Sunday Music: Louis Armstrong

"Satchmo"(short for "Satchelmouth," because of the damage his forceful technique caused to his lips) was born in New Orleans in August of 1901, although he proudly claimed July 4, 1900 as his birthdate for the rest of his life. Armstrong's childhood was fractured by abandonment, poverty and a stint in the New Orleans Home for Colored Waifs, a reform school. His salvation was Storeyville, the red-light district of New Orleans and the birthplace of jazz. Armstrong said, "Every time I close my eyes blowing that trumpet of mine—I look right in the heart of good old New Orleans...It has given me something to live for.”

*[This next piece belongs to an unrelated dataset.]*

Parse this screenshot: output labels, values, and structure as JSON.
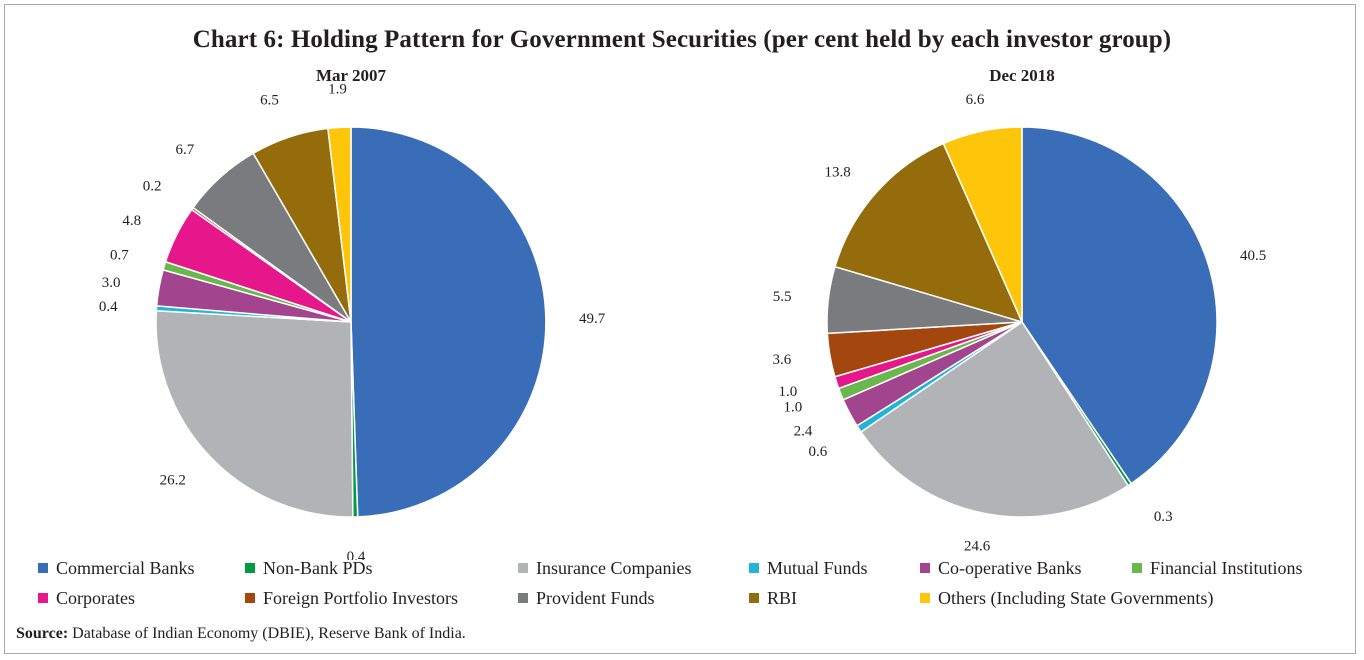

Most people are familiar with Louis Armstrong as a jazz legend, and I don't need to gloss over that legacy here. As I learned more about him, I found the breadth of his talent even more astounding. Satchmo seems to have had a drive to create--all the time, in any medium. He authored two autobiographies, the first when he was only 35 years old, and was a prolific correspondent. Then, there's the collages. When Armstrong was on tour, he carried a steamer trunk of reel-to-reel music tapes with him, since they were lighter and less fragile than records. In addition to music, he recorded his own reminiscences, and sometimes just left the deck on to pick up ambient noise. Queens College houses the Louis Armstrong Collection archives, which includes 650 of his tape boxes. Nearly all are decorated with Armstrong's collages, and scrapbooks are bursting with even more. When not touring, he made at least one a day, the kind of discipline most artists would envy. A book of his artwork is due in early 2009.

It's hard to choose songs from such a vast catalog, so I just went with my sentimental favorites. "Saint James Infirmary" was recorded in 1929, and "Do You Know What It Means To Miss New Orleans?" in 1947.